Tess of the d'Urbervilles by Thomas Hardy

1539 Words7 Pages
The Victorian Age was a virtuous era, full of chaste women and hard-working men. As with any seemingly utopian society, there are the misfits: those who always seem to go against the grain. Hidden in the shadows of towns were bastardized babies and public outcasts. The flourishing literature of the era attacks the societal stereotypes and standards that make for such failures and devastating tragedies. In Tess of the d'Urbervilles, by Thomas Hardy, Tess Durbeyfield's initial loss of innocence brings her down to an insurmountable low, and the victorian society, of which she is a part, dooms her to a horrible fate with its "normal" shunning of her innocent misbehaviors. Tess' rapid downward spiral to her death is caused by the chauvinistic actions of the men in the story, solidified by society's loss of acceptance of Tess based on the actions taken against her, and brought to home by Tess' imminent doom to the rigid ways of the Victorian society. Tess' two "choices" as her husband, Alec d'Urberville and Angel Clare, hold many of the patriarchal stereotypes of the Victorian Age, chasing Tess as more of a metaphorical piece of meat than a passionate lover.
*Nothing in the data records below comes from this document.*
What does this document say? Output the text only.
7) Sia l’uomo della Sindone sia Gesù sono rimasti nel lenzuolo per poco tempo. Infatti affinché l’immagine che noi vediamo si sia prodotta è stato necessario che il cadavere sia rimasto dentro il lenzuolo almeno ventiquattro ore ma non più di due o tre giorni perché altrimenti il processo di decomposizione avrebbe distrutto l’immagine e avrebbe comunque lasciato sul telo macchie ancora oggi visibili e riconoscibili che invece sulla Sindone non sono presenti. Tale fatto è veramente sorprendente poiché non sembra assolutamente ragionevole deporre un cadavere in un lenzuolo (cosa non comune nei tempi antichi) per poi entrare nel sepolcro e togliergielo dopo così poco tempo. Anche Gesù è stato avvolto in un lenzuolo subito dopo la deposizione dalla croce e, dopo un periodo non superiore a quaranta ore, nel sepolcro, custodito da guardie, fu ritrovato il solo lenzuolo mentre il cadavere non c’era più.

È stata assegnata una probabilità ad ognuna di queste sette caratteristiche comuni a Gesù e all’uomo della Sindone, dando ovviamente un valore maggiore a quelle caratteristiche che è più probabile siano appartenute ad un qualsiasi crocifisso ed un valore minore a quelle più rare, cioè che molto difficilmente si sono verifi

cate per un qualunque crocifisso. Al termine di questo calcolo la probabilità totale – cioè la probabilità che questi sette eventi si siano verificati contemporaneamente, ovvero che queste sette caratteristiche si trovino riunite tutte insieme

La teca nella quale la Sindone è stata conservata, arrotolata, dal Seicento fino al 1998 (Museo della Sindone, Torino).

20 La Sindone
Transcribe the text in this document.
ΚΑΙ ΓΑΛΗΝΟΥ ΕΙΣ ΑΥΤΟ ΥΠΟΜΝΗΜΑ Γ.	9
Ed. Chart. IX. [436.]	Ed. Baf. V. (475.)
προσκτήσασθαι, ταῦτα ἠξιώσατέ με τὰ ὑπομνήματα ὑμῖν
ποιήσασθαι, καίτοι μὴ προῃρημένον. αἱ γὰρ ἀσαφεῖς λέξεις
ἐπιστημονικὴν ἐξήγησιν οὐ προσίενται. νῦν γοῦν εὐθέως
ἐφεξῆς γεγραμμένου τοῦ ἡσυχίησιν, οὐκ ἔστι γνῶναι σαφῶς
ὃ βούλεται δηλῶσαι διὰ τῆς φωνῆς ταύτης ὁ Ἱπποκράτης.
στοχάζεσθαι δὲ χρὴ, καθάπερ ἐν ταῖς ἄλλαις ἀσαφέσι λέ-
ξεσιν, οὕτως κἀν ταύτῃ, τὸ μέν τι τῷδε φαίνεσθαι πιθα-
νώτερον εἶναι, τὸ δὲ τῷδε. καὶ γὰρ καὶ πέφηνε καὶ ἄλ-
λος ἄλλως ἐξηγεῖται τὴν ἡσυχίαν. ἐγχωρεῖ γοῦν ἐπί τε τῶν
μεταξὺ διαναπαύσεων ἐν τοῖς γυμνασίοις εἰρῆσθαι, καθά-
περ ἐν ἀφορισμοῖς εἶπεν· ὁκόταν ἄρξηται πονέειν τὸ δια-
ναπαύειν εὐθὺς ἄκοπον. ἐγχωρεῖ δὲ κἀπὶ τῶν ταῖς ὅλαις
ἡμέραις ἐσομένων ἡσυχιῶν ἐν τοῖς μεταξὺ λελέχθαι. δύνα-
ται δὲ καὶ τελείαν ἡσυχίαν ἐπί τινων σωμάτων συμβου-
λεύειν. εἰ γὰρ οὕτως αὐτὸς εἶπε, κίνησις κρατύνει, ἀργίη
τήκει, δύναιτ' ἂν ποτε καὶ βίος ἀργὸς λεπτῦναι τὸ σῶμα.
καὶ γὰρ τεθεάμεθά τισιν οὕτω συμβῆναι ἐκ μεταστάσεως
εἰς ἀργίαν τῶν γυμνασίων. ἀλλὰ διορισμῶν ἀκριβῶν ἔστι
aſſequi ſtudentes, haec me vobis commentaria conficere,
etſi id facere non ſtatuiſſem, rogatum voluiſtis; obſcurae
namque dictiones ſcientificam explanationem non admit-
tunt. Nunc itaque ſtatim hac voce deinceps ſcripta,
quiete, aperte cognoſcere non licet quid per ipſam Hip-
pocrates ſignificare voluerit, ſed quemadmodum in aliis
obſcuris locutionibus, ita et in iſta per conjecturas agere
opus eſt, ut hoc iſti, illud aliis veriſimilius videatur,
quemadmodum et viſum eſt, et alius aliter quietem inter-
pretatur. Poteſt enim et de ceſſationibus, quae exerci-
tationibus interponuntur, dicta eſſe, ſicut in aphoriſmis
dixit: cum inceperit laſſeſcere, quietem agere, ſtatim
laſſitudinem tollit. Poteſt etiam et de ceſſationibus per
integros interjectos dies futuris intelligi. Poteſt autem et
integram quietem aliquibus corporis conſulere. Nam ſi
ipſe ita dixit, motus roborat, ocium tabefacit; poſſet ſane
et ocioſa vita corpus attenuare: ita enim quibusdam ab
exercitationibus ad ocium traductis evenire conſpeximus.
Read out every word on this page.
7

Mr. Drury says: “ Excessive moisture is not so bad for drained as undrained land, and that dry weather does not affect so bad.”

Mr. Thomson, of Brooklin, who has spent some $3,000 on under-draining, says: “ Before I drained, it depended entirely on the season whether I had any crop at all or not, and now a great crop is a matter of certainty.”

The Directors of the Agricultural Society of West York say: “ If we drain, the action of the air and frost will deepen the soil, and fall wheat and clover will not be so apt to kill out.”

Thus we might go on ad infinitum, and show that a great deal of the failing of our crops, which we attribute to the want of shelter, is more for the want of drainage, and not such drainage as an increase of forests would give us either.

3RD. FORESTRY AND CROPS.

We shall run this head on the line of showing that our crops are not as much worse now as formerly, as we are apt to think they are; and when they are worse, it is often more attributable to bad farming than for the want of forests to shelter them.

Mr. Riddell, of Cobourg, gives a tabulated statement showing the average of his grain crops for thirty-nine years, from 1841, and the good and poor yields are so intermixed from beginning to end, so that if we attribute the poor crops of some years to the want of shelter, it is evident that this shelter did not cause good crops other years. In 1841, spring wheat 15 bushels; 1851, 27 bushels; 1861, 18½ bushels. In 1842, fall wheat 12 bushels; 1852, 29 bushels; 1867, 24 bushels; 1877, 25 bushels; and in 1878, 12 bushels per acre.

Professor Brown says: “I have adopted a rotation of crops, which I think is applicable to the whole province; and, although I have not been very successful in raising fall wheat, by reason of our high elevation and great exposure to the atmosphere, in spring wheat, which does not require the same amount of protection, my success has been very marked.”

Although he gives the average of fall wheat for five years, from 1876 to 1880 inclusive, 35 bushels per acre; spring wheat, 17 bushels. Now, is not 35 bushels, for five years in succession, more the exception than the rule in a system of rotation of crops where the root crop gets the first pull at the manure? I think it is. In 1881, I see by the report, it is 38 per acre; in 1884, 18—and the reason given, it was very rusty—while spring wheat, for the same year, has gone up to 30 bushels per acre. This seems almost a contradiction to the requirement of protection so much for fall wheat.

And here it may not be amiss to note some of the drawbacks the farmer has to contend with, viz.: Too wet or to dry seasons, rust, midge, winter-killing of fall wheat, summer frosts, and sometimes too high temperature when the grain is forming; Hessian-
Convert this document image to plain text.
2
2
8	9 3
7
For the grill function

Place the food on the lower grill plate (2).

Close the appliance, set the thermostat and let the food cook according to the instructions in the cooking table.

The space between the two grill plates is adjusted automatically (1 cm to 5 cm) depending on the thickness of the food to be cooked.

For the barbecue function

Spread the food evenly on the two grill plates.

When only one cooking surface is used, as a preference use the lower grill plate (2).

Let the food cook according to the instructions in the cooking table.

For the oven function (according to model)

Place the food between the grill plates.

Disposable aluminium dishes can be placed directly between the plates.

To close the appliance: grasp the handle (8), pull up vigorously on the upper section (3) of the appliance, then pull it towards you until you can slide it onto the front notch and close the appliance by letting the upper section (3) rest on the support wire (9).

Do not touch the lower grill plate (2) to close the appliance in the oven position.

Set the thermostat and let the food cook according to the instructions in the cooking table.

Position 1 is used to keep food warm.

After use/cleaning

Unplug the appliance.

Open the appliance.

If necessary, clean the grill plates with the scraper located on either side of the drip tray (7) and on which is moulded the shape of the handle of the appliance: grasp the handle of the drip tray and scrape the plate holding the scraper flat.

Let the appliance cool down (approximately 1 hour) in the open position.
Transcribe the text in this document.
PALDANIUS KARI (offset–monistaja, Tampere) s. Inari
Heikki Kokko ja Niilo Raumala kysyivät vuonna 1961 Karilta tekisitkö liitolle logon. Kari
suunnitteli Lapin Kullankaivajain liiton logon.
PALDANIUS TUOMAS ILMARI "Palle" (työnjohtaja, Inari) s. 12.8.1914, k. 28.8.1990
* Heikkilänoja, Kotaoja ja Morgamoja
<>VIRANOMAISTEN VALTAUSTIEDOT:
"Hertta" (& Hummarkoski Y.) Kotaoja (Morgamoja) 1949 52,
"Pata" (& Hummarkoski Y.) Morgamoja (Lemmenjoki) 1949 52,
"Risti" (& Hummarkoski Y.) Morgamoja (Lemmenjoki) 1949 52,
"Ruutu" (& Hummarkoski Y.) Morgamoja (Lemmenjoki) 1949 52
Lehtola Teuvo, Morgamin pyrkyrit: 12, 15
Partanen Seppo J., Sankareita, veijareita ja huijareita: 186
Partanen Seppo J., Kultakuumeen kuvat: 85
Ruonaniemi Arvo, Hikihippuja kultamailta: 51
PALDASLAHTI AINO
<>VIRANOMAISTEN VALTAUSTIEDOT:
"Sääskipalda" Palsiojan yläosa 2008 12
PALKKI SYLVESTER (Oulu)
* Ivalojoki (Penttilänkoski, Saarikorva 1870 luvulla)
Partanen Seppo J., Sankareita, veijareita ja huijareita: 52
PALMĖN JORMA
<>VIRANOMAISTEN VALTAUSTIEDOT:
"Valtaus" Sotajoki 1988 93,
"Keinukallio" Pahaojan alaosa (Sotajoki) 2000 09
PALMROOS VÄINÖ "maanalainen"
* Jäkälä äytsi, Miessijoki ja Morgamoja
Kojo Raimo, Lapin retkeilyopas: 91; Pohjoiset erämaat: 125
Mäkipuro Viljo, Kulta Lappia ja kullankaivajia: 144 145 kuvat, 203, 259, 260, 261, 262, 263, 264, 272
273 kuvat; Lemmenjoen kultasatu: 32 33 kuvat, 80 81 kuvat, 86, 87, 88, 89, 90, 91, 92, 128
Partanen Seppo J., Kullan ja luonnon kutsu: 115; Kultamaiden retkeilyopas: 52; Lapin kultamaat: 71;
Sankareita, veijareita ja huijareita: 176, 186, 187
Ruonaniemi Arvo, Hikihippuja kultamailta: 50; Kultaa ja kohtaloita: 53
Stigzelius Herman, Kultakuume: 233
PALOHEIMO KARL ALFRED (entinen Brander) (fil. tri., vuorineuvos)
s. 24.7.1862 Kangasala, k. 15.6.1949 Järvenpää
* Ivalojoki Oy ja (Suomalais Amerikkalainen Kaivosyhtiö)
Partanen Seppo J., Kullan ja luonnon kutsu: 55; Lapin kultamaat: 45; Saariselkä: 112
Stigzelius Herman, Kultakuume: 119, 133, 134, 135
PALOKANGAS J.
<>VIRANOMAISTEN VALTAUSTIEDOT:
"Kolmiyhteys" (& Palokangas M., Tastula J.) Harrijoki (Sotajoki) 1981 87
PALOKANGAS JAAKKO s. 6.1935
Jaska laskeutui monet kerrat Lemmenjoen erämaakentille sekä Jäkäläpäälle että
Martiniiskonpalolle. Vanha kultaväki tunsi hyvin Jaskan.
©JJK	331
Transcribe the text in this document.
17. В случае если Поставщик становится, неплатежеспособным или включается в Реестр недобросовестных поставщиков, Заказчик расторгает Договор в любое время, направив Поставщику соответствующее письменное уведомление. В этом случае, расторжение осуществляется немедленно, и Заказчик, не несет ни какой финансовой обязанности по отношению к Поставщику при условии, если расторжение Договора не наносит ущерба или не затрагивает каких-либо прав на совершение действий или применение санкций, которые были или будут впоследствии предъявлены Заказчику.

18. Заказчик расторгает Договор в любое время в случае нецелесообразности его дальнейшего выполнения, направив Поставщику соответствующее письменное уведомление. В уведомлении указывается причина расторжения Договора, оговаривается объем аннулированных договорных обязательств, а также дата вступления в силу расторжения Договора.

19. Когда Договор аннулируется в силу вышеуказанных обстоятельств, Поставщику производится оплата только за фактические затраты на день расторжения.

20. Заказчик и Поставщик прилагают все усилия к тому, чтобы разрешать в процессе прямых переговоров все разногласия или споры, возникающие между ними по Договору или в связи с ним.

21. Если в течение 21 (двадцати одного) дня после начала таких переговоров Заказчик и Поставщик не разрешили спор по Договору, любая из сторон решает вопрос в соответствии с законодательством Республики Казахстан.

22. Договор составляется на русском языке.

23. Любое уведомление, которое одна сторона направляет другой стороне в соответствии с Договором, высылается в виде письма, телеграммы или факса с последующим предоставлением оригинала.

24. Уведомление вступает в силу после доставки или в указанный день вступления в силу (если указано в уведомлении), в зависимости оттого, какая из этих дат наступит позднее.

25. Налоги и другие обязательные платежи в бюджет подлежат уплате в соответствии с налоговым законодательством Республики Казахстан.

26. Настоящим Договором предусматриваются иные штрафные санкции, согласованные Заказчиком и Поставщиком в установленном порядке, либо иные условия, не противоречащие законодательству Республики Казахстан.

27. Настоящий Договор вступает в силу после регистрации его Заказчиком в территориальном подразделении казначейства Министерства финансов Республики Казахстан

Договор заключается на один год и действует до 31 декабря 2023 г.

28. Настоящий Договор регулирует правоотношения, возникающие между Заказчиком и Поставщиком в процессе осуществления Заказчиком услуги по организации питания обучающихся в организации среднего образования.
As their secrets are revealed on their wedding night, it becomes harder and harder for Angel to love Tess, seeing her as "another woman in your shape" (Hardy 192). The author, at this point in the relationship between Tess and Angel, perfectly exemplifies the values and culture of the Victorian age. Though both Angel and Tess are guilty of the same misbehaviors in their pasts, Angel believes that "forgiveness does not apply to [Tess'] case" (Hardy 191). Under the reign of Queen Victoria, the role of men in sexual relations was strictly reproductive, and the sex act was considered a release of helpless energies, basically holding no sins of love or conjugal travesties. For women, however, it was a softer, more passionate act, meaning more of the love than the fertilization, and emotionally pulling the sex partner too close to just scoff the happening off and move on with life (Lee 1). Such conflicting views in the perspective of sexual intercourse make it nearly impossible for Angel to "forgive [Tess] as you are forgiven! I forgive you, Angel" (Hardy 191). Jeremy Ross also believes that Hardy "abandoned his devout faith in God, based on the scientific advances of his contemporaries" (Ross, Jeremy 1).